Le certificat d'accessibilité en fait mention.
1. Concept de base
Les coursives empruntées par les personnes à mobilité réduite sont aménagées de telle façon qu'aucun objet protubérant ne vienne entraver la libre circulation des personnes.
Les routes de circulation ne comportent ni porte à tambour, ni tourniquet, ni portail basculant, ni barrière susceptible d'entraver la libre circulation.
Lorsqu'un obstacle à la libre circulation ne peut être évité, des mesures sont prises pour informer les personnes à mobilité réduite de sa présence et empêcher les accidents. Ces mesures consistent en la mise en place de bandes d'éveil à la vigilance ou la mise en place de moyens de protection appropriés tels que des garde-corps, des rambardes ou des barrières de sécurité.
2. Dimensions
Les dimensions minimales des coursives accessibles répondent aux exigences suivantes :
- largeur libre mesurée entre les mains courantes d'au moins 1200 mm ;
- hauteur libre mesurée au-dessus du sol fini d'au moins 2000 mm.
Sauf lorsque d'autres divisions du présent règlement imposent une largeur plus importante, les rétrécissements sont autorisés aux passages des portes normalement ouvertes à condition qu'ils laissent une largeur libre d'au moins 800 mm.
La largeur libre des coursives transversales ne dépassant pas 10 mètres de longueur peut être réduite sans toutefois être inférieure à 900 mm. Le cas échéant, les intersections de ces coursives avec les coursives longitudinales sont munies de miroirs permettant à une personne en fauteuil roulant de visualiser les obstacles.
3. Zone de croisement
Une zone de croisement minimum de 1500 mm en longueur par 1500 mm en largeur est prévue tous les 20 mètres maximum pour autoriser le croisement de deux fauteuils roulants.
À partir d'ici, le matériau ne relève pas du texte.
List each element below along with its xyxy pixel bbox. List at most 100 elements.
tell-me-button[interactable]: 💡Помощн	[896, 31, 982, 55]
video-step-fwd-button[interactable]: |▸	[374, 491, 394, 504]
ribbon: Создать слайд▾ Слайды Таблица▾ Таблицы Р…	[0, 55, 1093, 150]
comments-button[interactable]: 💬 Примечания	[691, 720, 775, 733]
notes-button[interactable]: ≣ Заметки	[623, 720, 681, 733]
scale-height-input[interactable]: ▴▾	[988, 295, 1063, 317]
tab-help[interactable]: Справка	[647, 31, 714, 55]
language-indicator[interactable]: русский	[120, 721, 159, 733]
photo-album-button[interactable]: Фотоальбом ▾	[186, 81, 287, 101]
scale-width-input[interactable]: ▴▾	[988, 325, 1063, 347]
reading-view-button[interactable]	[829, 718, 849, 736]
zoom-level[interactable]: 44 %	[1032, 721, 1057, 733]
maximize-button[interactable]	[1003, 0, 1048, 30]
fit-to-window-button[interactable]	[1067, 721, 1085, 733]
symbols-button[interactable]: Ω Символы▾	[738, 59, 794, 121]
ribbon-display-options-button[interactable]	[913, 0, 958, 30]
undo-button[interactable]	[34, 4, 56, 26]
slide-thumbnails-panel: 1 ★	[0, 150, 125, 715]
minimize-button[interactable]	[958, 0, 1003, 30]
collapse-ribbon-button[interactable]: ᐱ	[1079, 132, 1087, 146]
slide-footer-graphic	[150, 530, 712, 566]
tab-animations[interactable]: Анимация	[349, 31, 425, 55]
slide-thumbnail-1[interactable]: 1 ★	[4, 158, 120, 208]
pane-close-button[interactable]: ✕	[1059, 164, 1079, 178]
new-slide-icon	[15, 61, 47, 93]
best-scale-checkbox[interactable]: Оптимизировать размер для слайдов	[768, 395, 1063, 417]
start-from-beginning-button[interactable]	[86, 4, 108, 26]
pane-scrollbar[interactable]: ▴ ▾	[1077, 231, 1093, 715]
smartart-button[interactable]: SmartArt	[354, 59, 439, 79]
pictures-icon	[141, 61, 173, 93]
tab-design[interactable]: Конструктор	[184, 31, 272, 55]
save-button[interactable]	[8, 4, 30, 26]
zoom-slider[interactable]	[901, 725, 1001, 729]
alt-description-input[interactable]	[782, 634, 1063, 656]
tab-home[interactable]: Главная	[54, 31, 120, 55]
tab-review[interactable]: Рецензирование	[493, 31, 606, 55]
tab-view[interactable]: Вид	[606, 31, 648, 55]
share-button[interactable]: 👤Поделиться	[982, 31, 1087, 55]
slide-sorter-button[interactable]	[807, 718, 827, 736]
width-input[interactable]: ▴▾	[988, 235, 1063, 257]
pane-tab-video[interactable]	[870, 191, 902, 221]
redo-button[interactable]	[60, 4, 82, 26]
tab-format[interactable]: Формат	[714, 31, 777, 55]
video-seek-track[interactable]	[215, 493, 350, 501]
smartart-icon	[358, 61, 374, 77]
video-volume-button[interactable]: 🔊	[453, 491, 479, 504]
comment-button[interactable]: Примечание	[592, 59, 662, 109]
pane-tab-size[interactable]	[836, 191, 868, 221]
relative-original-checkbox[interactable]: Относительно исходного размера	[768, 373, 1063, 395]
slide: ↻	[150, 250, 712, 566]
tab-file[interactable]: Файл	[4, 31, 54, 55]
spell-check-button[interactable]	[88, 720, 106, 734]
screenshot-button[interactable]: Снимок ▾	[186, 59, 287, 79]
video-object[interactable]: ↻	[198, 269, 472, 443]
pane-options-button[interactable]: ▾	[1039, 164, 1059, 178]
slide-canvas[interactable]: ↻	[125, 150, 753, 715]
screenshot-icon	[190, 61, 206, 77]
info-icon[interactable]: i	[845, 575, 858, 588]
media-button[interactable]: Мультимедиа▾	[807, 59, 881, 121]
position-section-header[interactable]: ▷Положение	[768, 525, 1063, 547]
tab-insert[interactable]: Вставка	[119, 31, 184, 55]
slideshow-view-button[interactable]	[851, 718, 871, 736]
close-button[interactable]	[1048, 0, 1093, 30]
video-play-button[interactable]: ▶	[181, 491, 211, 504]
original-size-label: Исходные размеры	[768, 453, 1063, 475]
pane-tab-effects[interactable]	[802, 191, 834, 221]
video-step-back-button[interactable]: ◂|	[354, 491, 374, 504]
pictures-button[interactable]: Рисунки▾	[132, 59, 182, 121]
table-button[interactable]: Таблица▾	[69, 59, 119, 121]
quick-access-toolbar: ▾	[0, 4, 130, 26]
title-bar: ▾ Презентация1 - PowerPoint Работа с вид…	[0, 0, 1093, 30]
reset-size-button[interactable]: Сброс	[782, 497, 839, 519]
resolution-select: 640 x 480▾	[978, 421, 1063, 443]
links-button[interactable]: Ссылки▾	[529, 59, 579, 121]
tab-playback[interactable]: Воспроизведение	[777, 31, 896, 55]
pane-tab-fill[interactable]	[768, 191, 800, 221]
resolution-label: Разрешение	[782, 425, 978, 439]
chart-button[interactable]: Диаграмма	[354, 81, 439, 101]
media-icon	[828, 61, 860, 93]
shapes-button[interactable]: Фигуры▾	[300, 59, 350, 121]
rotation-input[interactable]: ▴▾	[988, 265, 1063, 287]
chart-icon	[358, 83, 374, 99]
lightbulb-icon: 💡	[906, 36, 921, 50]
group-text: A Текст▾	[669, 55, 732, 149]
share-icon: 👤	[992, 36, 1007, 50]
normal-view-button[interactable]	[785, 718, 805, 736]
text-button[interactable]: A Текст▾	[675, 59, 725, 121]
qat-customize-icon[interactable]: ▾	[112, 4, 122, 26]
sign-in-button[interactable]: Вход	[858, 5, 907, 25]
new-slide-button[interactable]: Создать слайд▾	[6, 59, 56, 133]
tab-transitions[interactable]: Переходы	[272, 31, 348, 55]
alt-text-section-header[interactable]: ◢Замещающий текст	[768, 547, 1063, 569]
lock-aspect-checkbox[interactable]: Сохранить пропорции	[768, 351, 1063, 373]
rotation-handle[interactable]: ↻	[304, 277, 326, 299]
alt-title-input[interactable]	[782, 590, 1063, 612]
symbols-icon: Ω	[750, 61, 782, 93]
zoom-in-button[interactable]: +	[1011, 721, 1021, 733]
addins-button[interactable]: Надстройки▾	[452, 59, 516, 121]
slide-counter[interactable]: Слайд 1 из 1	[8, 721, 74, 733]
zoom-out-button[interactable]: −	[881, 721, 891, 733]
Une zone de croisement utilisant un palier d'escalier ou une intersection entre deux coursives est autorisée.
4. Espace de manœuvre pour les personnes utilisant un fauteuil roulant
Un espace de manœuvre est prévu en chaque point du cheminement où un choix d'itinéraire est donné. Cet espace de manœuvre s'inscrit selon le cas :
- pour une rotation sur place à 180°, dans un cercle de 1500 mm de diamètre minimum ;
- pour un virage à 90°, dans un L dont les dimensions sont au minimum de 900 mm pour la largeur des 2 branches et de 1200 mm pour la longueur intérieure de la plus courte des deux branches ;
- pour un virage à 180°, dans un U dont les dimensions sont au minimum de 900 mm pour la largeur des trois branches et de 1200 mm pour l'écartement intérieur aux deux branches parallèles. Dans le cas où la distance de 1200 mm ne pourrait pas être
respectée, la largeur de la branche intermédiaire serait portée à 1500 mm ;
- pour une intersection, dans un T dont les dimensions sont au minimum de 900 mm pour la largeur des deux branches et de 1500 mm pour la longueur de chacune des branches.
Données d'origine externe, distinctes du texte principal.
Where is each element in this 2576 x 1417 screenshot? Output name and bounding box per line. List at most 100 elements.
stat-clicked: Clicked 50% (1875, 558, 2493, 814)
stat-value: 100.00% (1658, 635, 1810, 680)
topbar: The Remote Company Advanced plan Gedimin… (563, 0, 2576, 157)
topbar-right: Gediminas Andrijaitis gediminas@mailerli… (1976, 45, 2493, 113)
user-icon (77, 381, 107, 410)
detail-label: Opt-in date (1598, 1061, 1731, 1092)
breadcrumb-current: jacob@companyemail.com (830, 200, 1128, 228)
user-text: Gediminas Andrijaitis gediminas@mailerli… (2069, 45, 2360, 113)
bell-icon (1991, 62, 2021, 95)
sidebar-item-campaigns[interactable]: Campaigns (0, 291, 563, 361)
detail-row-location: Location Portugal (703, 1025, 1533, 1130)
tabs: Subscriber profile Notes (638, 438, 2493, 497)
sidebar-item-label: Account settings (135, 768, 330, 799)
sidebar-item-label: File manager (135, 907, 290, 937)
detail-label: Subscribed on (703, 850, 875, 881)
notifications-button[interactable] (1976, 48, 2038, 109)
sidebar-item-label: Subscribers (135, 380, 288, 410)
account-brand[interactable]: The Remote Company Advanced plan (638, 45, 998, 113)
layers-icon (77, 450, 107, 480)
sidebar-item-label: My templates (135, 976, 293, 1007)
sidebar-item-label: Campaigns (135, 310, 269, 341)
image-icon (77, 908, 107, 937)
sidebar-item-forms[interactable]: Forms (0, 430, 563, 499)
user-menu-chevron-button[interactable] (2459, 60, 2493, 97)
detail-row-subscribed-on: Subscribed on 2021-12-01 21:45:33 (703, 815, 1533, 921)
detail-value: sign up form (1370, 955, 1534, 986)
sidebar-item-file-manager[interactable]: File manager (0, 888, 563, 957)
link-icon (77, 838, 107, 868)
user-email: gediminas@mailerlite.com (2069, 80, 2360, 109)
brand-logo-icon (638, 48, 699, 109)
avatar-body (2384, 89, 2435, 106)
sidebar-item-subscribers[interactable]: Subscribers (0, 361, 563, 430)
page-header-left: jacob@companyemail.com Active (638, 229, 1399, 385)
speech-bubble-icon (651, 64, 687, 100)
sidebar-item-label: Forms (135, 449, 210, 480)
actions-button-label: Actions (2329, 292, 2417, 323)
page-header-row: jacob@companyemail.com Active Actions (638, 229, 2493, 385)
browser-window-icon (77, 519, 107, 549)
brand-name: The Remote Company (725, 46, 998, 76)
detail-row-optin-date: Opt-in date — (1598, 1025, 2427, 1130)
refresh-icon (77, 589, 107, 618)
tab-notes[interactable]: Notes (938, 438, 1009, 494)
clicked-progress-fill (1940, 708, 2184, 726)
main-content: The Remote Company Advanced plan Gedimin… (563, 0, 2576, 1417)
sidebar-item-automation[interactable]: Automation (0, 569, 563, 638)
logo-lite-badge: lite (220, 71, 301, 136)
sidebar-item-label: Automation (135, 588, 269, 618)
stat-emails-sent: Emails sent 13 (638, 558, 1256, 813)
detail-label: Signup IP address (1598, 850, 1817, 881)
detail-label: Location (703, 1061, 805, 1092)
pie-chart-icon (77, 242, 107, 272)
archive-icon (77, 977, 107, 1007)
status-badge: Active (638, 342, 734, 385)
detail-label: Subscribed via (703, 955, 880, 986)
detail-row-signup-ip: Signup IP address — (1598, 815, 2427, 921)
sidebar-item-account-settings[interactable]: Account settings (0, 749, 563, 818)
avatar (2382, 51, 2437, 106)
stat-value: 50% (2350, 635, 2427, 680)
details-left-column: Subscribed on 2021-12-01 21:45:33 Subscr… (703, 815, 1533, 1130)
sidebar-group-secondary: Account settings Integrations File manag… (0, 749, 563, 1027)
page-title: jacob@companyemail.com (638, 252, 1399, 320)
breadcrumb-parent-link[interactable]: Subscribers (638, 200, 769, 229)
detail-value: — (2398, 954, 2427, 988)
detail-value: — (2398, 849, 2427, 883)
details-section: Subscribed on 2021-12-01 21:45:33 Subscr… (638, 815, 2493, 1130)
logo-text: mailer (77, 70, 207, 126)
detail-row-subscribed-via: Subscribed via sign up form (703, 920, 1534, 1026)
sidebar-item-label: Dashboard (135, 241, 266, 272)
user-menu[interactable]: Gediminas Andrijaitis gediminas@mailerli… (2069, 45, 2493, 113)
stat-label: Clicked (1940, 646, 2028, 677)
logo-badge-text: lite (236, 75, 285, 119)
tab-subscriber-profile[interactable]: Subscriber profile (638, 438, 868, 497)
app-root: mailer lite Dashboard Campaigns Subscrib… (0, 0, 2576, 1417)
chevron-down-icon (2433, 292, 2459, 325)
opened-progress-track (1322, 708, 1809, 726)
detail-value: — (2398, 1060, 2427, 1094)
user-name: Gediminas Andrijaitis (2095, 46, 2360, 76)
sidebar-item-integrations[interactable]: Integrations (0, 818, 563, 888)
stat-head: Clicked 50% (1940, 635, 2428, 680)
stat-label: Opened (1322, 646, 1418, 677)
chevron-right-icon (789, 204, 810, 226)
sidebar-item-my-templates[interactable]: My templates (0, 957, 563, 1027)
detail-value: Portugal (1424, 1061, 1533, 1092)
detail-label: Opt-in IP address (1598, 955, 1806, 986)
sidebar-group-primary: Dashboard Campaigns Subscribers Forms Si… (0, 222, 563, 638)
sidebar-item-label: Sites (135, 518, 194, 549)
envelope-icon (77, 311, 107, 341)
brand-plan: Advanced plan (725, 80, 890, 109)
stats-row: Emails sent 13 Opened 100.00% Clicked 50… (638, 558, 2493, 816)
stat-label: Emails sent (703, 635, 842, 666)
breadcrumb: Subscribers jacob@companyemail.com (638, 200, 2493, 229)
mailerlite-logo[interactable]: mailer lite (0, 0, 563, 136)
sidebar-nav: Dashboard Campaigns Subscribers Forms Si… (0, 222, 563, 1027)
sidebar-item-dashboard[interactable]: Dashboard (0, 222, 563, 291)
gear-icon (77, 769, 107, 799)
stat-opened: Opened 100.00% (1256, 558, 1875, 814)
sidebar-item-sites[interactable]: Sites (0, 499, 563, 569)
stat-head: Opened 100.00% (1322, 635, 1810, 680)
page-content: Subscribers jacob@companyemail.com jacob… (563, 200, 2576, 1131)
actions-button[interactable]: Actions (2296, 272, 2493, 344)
5. Zones de dégagement pour fauteuil roulant au droit des portes
Lorsque l'approche d'une porte ne peut se faire que perpendiculairement convient de prévoir des zones de dégagement ayant une profondeur de :
- 1200 mm pour les portes qui s'ouvrent en poussant ;
- 1500 mm pour les portes qui s'ouvrent en tirant.
Une attention particulière est apportée aux zones de dégagement nécessaires à l'ouverture de portes successives constituant un sas. A cet effet, les sas doivent être tels que :
- à l'intérieur du sas, une espace de manœuvre de porte existe devant chaque porte, hors débattement éventuel de la porte non manœuvrée ;
- à l'extérieur du sas, un espace de manœuvre existe devant la porte.
6. Surfaces et revêtements de pont
Les ouvertures dans les surfaces de pont ne doivent pas permettre le passage d'une sphère d'un diamètre égal ou supérieur à 20 mm. Les grilles ou fentes doivent être placés perpendiculairement au cheminement.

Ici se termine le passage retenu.